Dominique Fernandez n’a pas modifié ses analyses inspirées de la psychanalyse comme il a pu le faire dans l’édition 1992 de L’Arbre jusqu’aux racines, ajoutant à la fin de chaque partie des commentaires plus nuancés, moins définitifs, parce qu’au fond, cette comparaison des conventions théâtrales et des conventions de l’art lyrique semble bien déterminée par un point de vue psychologique. Tout réside ici dans la mise à jour de la construction psychologique du personnage d’opéra dont il ne s’agit pas de dévoiler les subtilités mais au contraire l’énergie fondamentale. L’opéra s’offre donc comme une espèce de loupe pour examiner les tensions primordiales de l’humanité, de sorte que, d’une définition de l’opéra, on en vient tout naturellement à une définition du public : « Pour aimer l’opéra, il faudrait se faire une âme d’enfant 143 ». Selon Dominique Fernandez, il ne s’agit pas d’interpréter cette condition dans un sens péjoratif mais au contraire comme la nécessité de retrouver une expression première des sentiments et des forces en jeu dans les rapports humains, une mise à nu des tensions qui structurent chaque être, d’où le recours de la comparaison avec le monde de l’enfance et avec l’analyse des dessins d’enfants : une expression schématique et simplifiée n’est pas exempte d’ambiguïtés et donc de richesses psychologiques. Vouloir comprendre l’enfant, représenter le monde intérieur de l’enfant, fait de luttes et de désirs, est pleinement « positif » et « flatteur » pour l’auteur, une raison de plus pour s’intéresser aux livrets d’opéra, une raison de plus pour aimer l’opéra.

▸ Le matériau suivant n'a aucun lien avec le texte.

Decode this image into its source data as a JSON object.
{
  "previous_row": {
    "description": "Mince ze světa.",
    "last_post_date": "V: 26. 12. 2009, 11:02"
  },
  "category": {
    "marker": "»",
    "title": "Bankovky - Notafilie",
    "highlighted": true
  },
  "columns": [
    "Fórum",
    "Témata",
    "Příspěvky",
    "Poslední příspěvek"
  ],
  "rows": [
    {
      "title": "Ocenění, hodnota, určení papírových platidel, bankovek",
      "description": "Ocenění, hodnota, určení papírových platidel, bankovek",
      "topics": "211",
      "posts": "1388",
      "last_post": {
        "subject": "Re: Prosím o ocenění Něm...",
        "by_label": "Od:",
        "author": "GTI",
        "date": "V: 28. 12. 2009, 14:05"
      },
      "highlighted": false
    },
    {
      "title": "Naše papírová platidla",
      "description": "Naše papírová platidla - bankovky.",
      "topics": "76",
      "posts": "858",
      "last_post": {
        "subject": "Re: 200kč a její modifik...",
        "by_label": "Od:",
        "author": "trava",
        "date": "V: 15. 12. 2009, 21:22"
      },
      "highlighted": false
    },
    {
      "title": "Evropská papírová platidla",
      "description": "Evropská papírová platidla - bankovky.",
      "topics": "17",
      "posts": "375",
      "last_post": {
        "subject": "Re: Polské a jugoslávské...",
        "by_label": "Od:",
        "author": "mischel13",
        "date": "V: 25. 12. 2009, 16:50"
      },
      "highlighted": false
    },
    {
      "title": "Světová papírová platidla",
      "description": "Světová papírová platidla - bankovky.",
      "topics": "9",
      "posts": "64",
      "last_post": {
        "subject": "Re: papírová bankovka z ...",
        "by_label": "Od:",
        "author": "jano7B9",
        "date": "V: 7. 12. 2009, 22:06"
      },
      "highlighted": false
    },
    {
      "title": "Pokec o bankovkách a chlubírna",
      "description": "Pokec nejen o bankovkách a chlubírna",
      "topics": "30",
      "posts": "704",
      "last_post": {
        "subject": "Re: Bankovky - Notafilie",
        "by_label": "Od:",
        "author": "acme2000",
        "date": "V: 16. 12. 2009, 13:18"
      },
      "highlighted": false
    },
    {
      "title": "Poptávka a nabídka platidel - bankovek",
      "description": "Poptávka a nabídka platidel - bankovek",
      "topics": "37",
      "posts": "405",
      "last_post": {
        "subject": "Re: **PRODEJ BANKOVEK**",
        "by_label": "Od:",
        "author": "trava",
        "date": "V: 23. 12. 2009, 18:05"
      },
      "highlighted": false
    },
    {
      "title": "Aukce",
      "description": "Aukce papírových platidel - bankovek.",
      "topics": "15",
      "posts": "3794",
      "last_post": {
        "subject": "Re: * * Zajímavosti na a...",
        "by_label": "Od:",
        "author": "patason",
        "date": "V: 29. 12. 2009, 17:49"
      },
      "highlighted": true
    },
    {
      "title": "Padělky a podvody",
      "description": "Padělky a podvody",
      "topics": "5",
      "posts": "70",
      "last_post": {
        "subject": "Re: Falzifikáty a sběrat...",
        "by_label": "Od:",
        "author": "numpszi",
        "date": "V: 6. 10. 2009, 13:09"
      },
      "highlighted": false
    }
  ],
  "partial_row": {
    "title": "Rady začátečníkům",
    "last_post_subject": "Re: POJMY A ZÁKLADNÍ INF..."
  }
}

Or, cet enjeu est essentiel dans le cas de Pier Paolo car il nous permet de déceler une raison inexprimée de sa désaffection pour l’opéra. Souvenons-nous de la deuxième raison qu’il avance pour expliquer son mépris (la première étant l’accusation de grossièreté) : « Une femme ne devrait chanter que pour son fils. » (Ange, p. 381). Pour lui, la musique est liée à la berceuse, à un rapport intime noué avec la mère : c’est donc la fonction publique et sociale de l’opéra qu’il critique, un égocentrisme et une sorte de stagnation au stade de l’enfance l’empêchant de faire partie d’un public adulte. Pier Paolo est d’ailleurs montré en enfant et en fils éternels, en musique comme dans la société, puisqu’il refuse d’habiter sans sa mère, puisqu’il refuse d’autre couche que celle d’un lit étroit, même à Rome, s’empêchant du même coup de vivre avec un compagnon, d’accéder à une stabilité affective. Et si Pier Paolo n’exprime pas à Maria Callas cette pensée d’un chant uniquement dédié par la mère à son enfant, il l’utilisera pourtant à l’écran où la cantatrice ne chantera pas mais sera la mère. Enfin, la dernière raison de mépriser l’opéra est donnée à la diva :

‘— Il y a une autre raison pour laquelle je n’aime pas l’opéra. Avez-vous regardé la salle ? Peu vous importait sans doute de savoir qui vous applaudissait ! Le public d’une salle d’opéra est composé aux trois quarts de... C’est un peu difficile à dire, Maria, aidez-moi.
Ange, p. 381.’

En fait, Pier Paolo a des raisons très personnelles et très subjectives pour justifier son insensibilité à l’opéra. Ici, avec la musique Pier Paolo cesse d’être un intellectuel qui peut parler d’art comme un élève de Roberto Longhi, la sphère affective paralyse sa sensibilité artistique, et c’est donc là qu’il se révèle. Ses motifs sont tous en relation avec les personnes qu’il aime et dont il attend des marques d’affection. Le chant reste celui de sa « maman », celui qui n’a que lui comme destinataire, celui qui n’est produit que pour lui seul, des « berceuses » ou encore des « complaintes », c’est-à-dire des chansons populaires dont la simplicité évoque les origines frioulanes, le paradis mythique de l’enfance et maintient son lien privilégié et exclusif à la mère, fait de douceur, de tendresse et de souffrances. Ce chant maternel est d’autant plus admirable pour Pier Paolo qu’il sacralise cet attachement à l’unique femme de sa vie, à la « maman ». Refuser d’adorer d’autres femmes à l’opéra est une façon de préserver ce lien, de ne pas en trahir l’authenticité, mais aussi de rester le seul enfant et le premier fils. Le mépris de l’opéra s’explique donc par le refus de comprendre l’opéra, de l’analyser pour ne pas s’expliquer soi-même : Pier Paolo, homme-enfant, rejette l’art de représenter les tensions du monde de l’enfant pour repousser le moment de l’analyse. L’autre raison, concernant le public de l’opéra, semble plus difficilement explicable, mais, en rappelant les propos de Pier Paolo et la réaction de Maria Callas, peut-être trouverons-nous une réponse satisfaisante.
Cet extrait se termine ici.